In April, London's Daily Mail spotted Anna Broom of Gillingham declaring that despite her various disorders that keep her from working, she nonetheless imagines a first-class wedding with champagne, horse-drawn carriage and Mexico honeymoon — all at government expense — because that would be her "human right." She told a reporter that a small ceremony at a government office would not boost her confidence, but that her "dream" wedding would be just the thing to get her back on a job search.

Apes have rights, too

Once again, in May, lawyers went to court trying to persuade a judge that some rights under the U.S. Constitution be extended to intelligent apes (here, chimpanzees, as "autonomous and self-determining beings" at least as perceptive as, for example, severely mentally ill people, who retain rights while institutionalized). Lawyers are once again asking for a writ of habeas corpus (now available only to humans) to take Hercules and Leo out of a lab and into a sanctuary. (Adding to the discussion, in the week after the court hearing, a Harvard professor and colleagues, writing in the journal Current Anthropology, hypothesized that chimps could cook foods if given the chance.
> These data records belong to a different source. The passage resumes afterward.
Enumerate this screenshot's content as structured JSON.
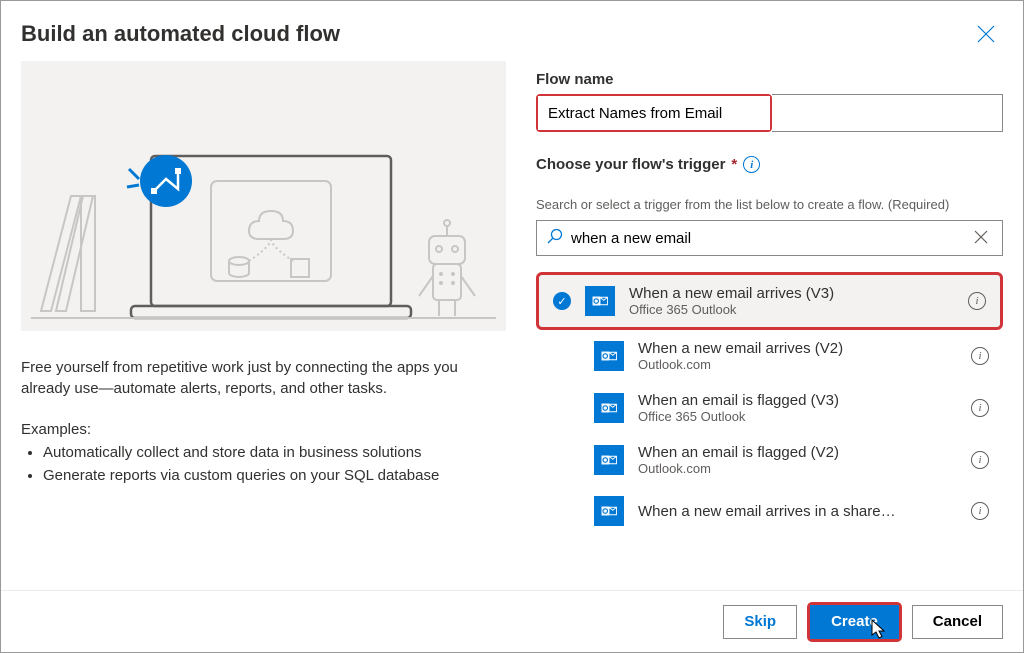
{
  "header": {
    "title": "Build an automated cloud flow"
  },
  "left": {
    "description": "Free yourself from repetitive work just by connecting the apps you already use—automate alerts, reports, and other tasks.",
    "examplesTitle": "Examples:",
    "examples": [
      "Automatically collect and store data in business solutions",
      "Generate reports via custom queries on your SQL database"
    ]
  },
  "form": {
    "flowNameLabel": "Flow name",
    "flowNameValue": "Extract Names from Email",
    "triggerLabel": "Choose your flow's trigger",
    "requiredMark": "*",
    "helperText": "Search or select a trigger from the list below to create a flow. (Required)",
    "searchValue": "when a new email"
  },
  "triggers": [
    {
      "name": "When a new email arrives (V3)",
      "connector": "Office 365 Outlook",
      "selected": true
    },
    {
      "name": "When a new email arrives (V2)",
      "connector": "Outlook.com",
      "selected": false
    },
    {
      "name": "When an email is flagged (V3)",
      "connector": "Office 365 Outlook",
      "selected": false
    },
    {
      "name": "When an email is flagged (V2)",
      "connector": "Outlook.com",
      "selected": false
    },
    {
      "name": "When a new email arrives in a share…",
      "connector": "",
      "selected": false
    }
  ],
  "footer": {
    "skip": "Skip",
    "create": "Create",
    "cancel": "Cancel"
  }
}
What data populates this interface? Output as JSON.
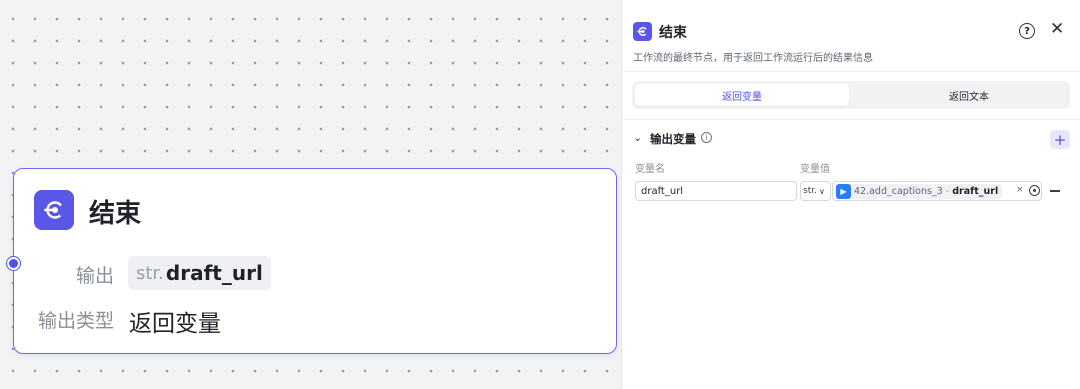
{
  "canvas": {
    "node": {
      "title": "结束",
      "output_label": "输出",
      "output_type_prefix": "str.",
      "output_var": "draft_url",
      "output_type_label": "输出类型",
      "output_type_value": "返回变量"
    }
  },
  "panel": {
    "title": "结束",
    "description": "工作流的最终节点，用于返回工作流运行后的结果信息",
    "help_icon": "?",
    "close_icon": "✕",
    "tabs": [
      {
        "label": "返回变量",
        "active": true
      },
      {
        "label": "返回文本",
        "active": false
      }
    ],
    "section": {
      "chevron": "⌄",
      "title": "输出变量",
      "info_icon": "i",
      "add_icon": "+",
      "col_name": "变量名",
      "col_value": "变量值",
      "rows": [
        {
          "name": "draft_url",
          "type": "str.",
          "type_chevron": "∨",
          "ref_node": "42.add_captions_3",
          "ref_sep": "-",
          "ref_var": "draft_url",
          "clear_icon": "×"
        }
      ]
    }
  },
  "colors": {
    "accent": "#4d53e8",
    "node_icon": "#5b57e6",
    "ref_icon": "#2a7ef5"
  },
  "icons": {
    "end_node_icon": "end-node-icon",
    "ref_node_icon": "play-icon"
  }
}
Tests revealed that they resist raw food when they are able to place it into a device that made it taste better — which in theory makes them more intelligent than children who eat cookie dough.)

Awaiting Prince Philip

The South Pacific islanders on the Vanuatu island of Tanna believe that 2016 will be the year that the man they inexplicably worship as a god — Britain's Prince Philip, the Duke of Edinburgh — will finally visit them. One highly regarded islander told a London Daily Telegraph correspondent in New Zealand that the cult is starved for a visit, since Philip's only contact since the 1940s has been via gifts (one, the most treasured, an autographed photo). Legendary Vanuatuan "Chief Jack" was convinced that Philip was a descendant of island royalty.

Updates

Backyard firing ranges are legal in Florida (as News of the Weird reported last year), and in March a Florida House committee voted to keep it that way, shooting down legislation to outlaw them even in urban and residential areas. (Firing on private property is legal except if shooting over a public right-of-way or an occupied dwelling, and "negligent" gunfire, though illegal, is only a misdemeanor.) In 2014, one Florida legislator, originally from Alaska, said even in that liberty-conscious state, residents in urban Anchorage do not have rights that Floridians have.